Chuck Blazer, ex secretario general de la CONCACAF, se daba el lujo de tener un departamento en Nueva York para uso exclusivo de sus gatos (allí pinchemente seis mil dólares mensuales). Al ser aprehendido en el 2013, se declaró culpable de, al menos, diez delitos a cambio de cierta inmunidad. Una de sus confesiones dice: “Yo y otros miembros del comité ejecutivo de FIFA acordamos aceptar sobornos para la selección de Sudáfrica como sede mundial del 2010”. El desfalco y los montos de los actos de corrupción y extorsión se cuentan en cientos de millones de dólares, más que todos los aficionados al soccer en el mundo.
El 27 de mayo pasado, las autoridades suizas detuvieron a varios funcionarios de la FIFAD de alto rango acusados de fraude, blanqueo de dinero, soborno y extorsión, entre otros delitos que llevan a un mismo cargo: delincuencia organizada. Joseph Blatter, presidente del organismo, no estuvo entre los detenidos. Sin embargo el escándalo no impidió que se reeligiera una vez más. Una vez reelecto dimitió, aunque seguirá al frente en lo que se nombra a su sucesor. Muy probablemente pronto haya razones para implicarlo en los delitos como el gran orquestador.
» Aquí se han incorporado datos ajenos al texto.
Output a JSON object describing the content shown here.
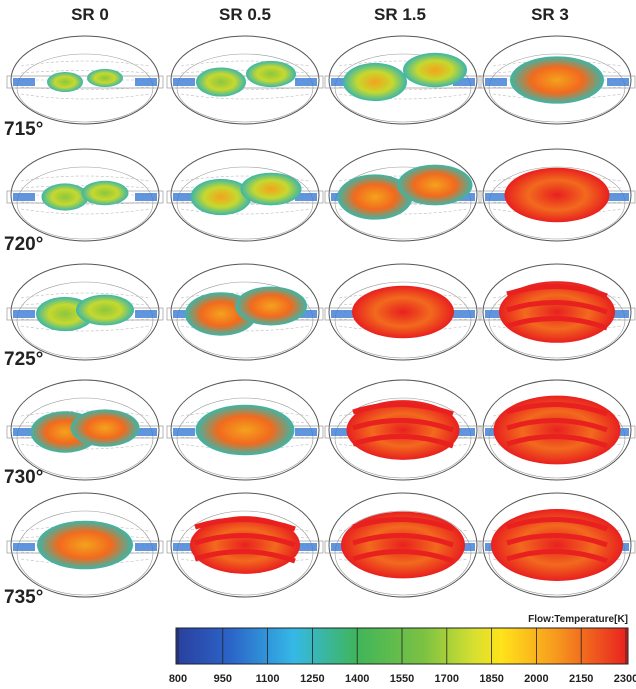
{
  "columns": [
    "SR 0",
    "SR 0.5",
    "SR 1.5",
    "SR 3"
  ],
  "rows": [
    "715°",
    "720°",
    "725°",
    "730°",
    "735°"
  ],
  "colorbar": {
    "title": "Flow:Temperature[K]",
    "ticks": [
      800,
      950,
      1100,
      1250,
      1400,
      1550,
      1700,
      1850,
      2000,
      2150,
      2300
    ]
  }
}
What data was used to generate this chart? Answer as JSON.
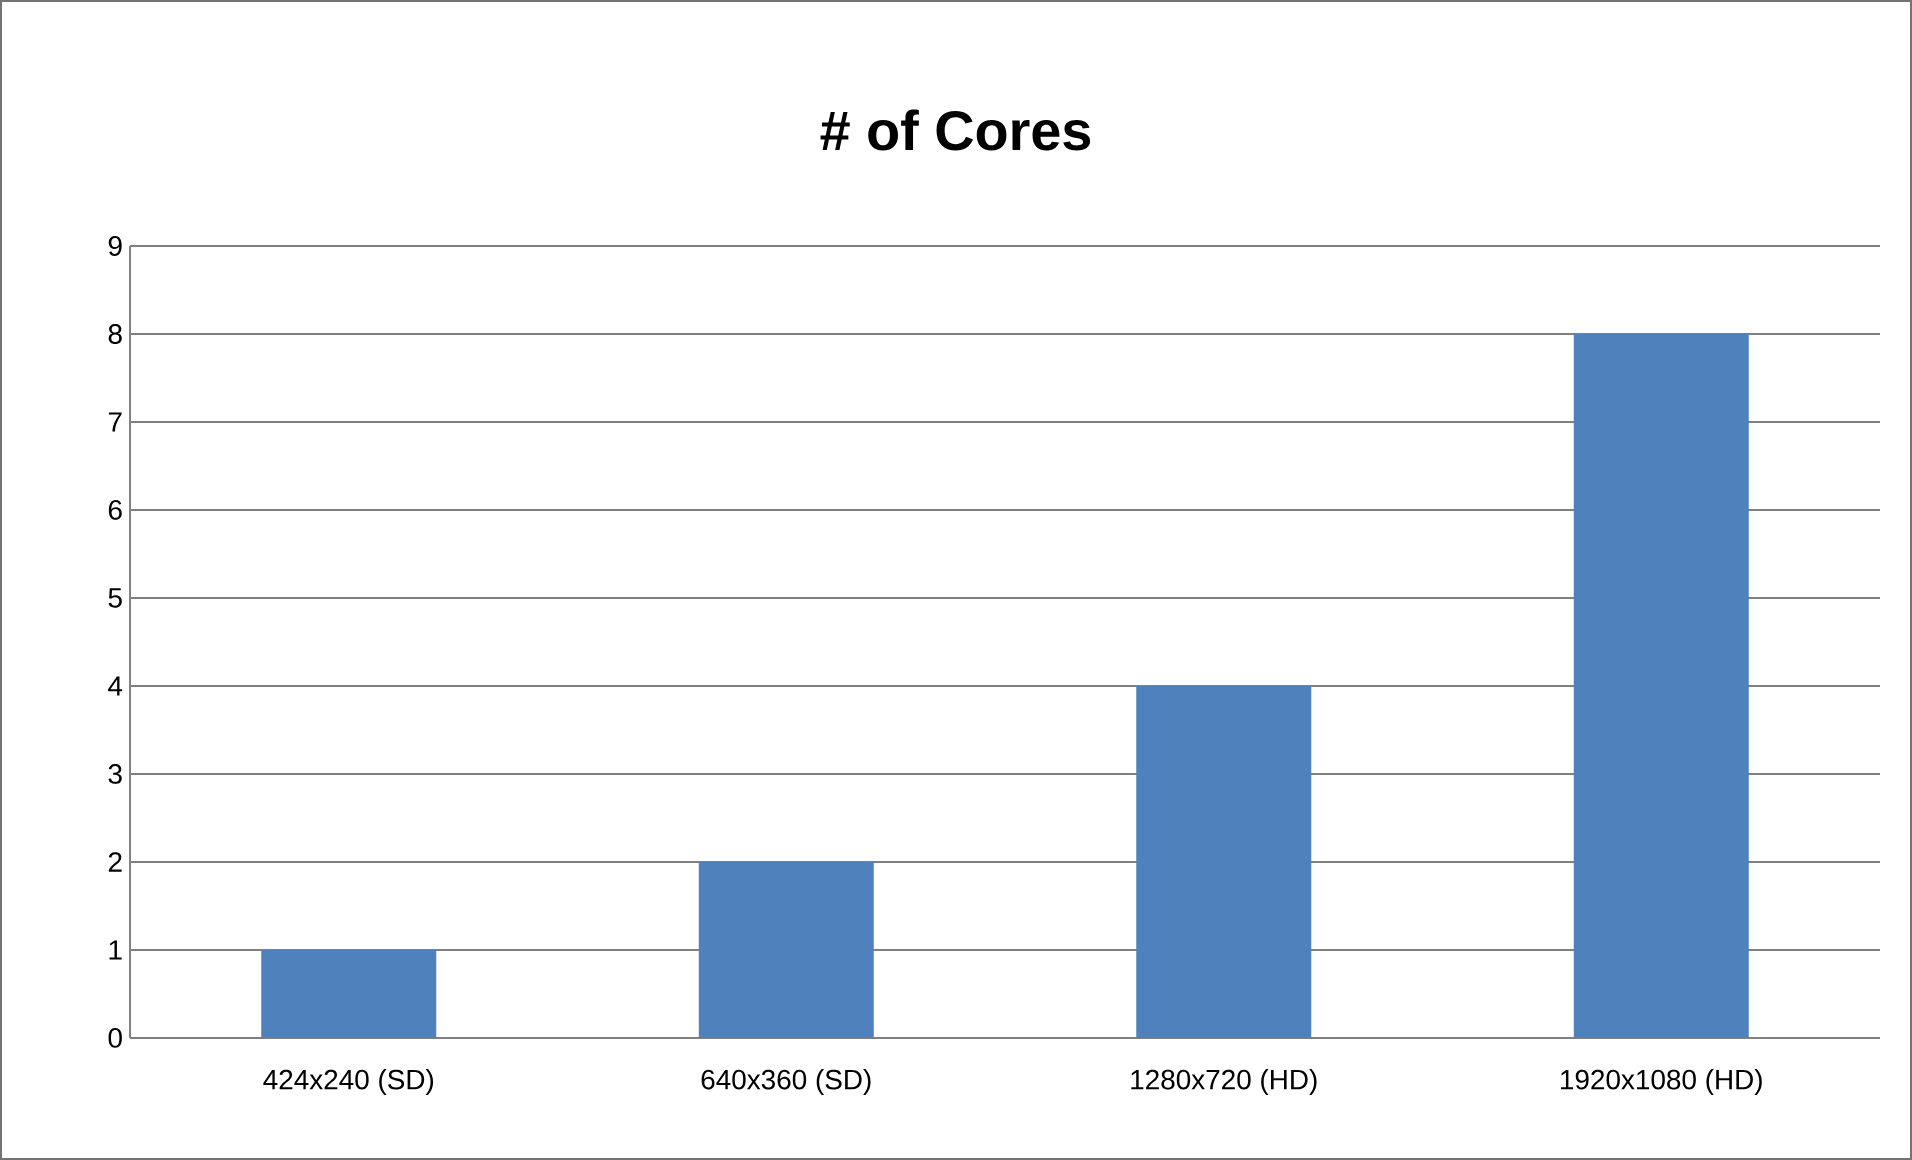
{
  "chart_data": {
    "type": "bar",
    "title": "# of Cores",
    "categories": [
      "424x240 (SD)",
      "640x360 (SD)",
      "1280x720 (HD)",
      "1920x1080 (HD)"
    ],
    "values": [
      1,
      2,
      4,
      8
    ],
    "color": "#4f81bd",
    "ylim": [
      0,
      9
    ],
    "yticks": [
      0,
      1,
      2,
      3,
      4,
      5,
      6,
      7,
      8,
      9
    ],
    "grid": "y"
  }
}
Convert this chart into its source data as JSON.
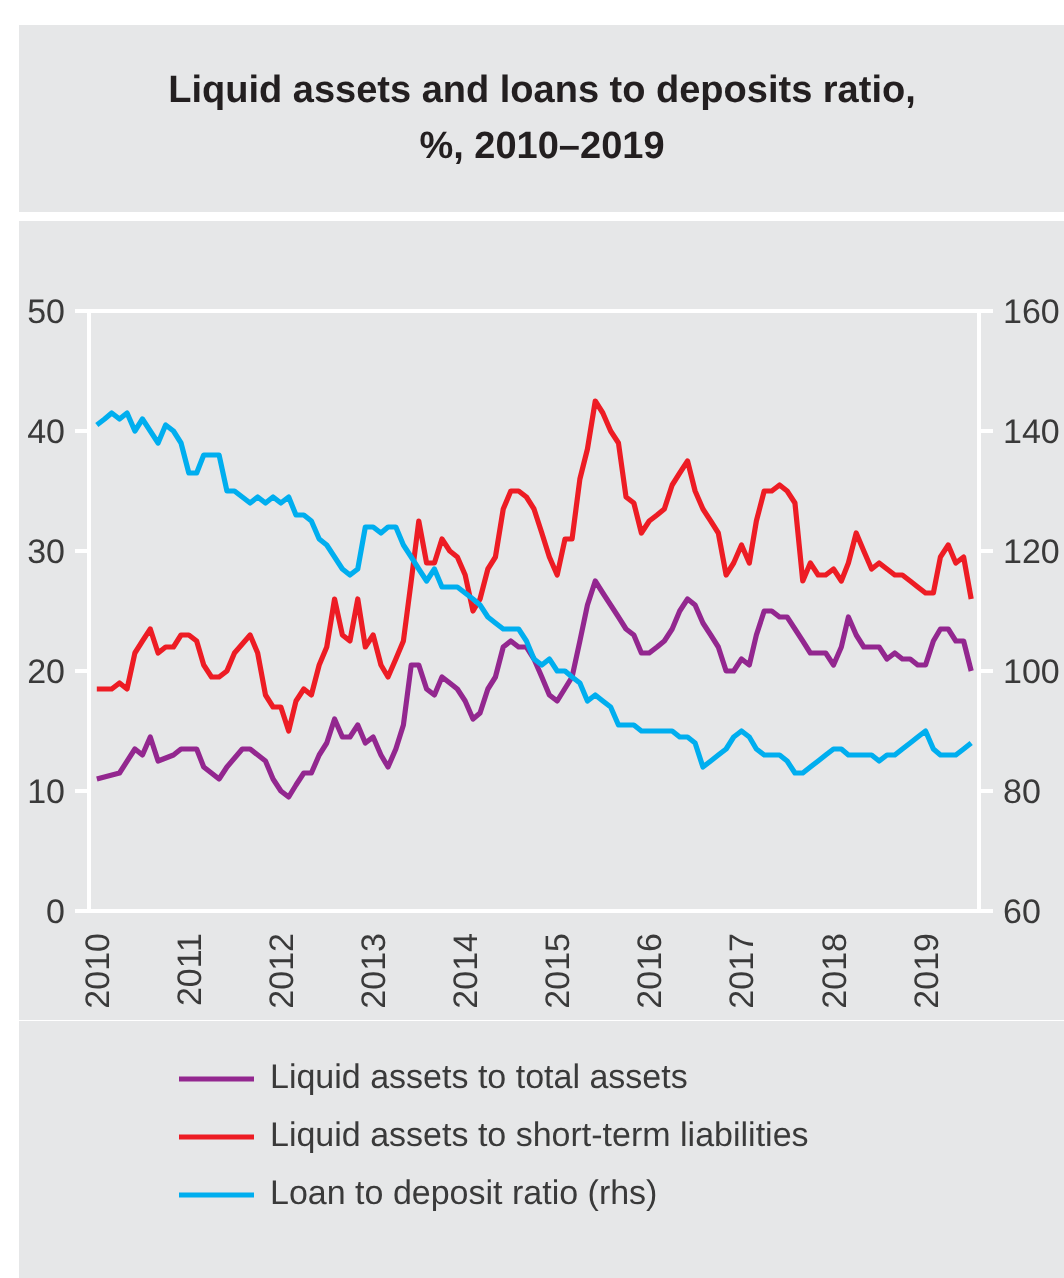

Un escándalo más ligado al futbol se anuncia en el negro panorama de México, específicamente de la ciudad de Cuernavaca. Resulta que un exjugador de balompié, Cuauhtémoc Blanco, fue lanzado por el Partido Social Demócrata a contender por la alcaldía de dicha ciudad. El voto popular le dio el triunfo a un candidato que desconoce los problemas de Cuernavaca, que no sabe nada de administración pública, que es violento y soberbio y que no tiene equipo. Además, encabezará un municipio con uno de los índices más altos de criminalidad del país y con un presupuesto muy mermado. Hay que jugar a ser alcalde.
A esto le llamamos ahora “política” y “democracia”: presentar como candidato a ocupar un cargo público a alguien que goce de cierta popularidad que garantice su triunfo en las urnas. Si es la persona idónea para cumplir con su trabajo o si está capacitado para hacerlo son cuestiones que importan poco. Hace ya varias décadas no estaba Gloria Trevi tan lejana de nuestra realidad actual cuando decía que su meta era ser presidenta de la República. Resulta creíble que si Cantinflas o Chespirito hubieran sido candidatos independientes a gobernar el país, el voto popular los habría llevado a Los Pinos.
Discrepé en su momento de Javier Sicilia, amigo muy querido y respetado, en su convocatoria a no votar. Si él y muchos otros que lo siguieron hubieran sufragado, lo más seguro es que no estarían temerosos, como ya lo deben estar, acerca del futuro inmediato de Cuernavaca en manos de alguien que solo sabe jugar con los pies.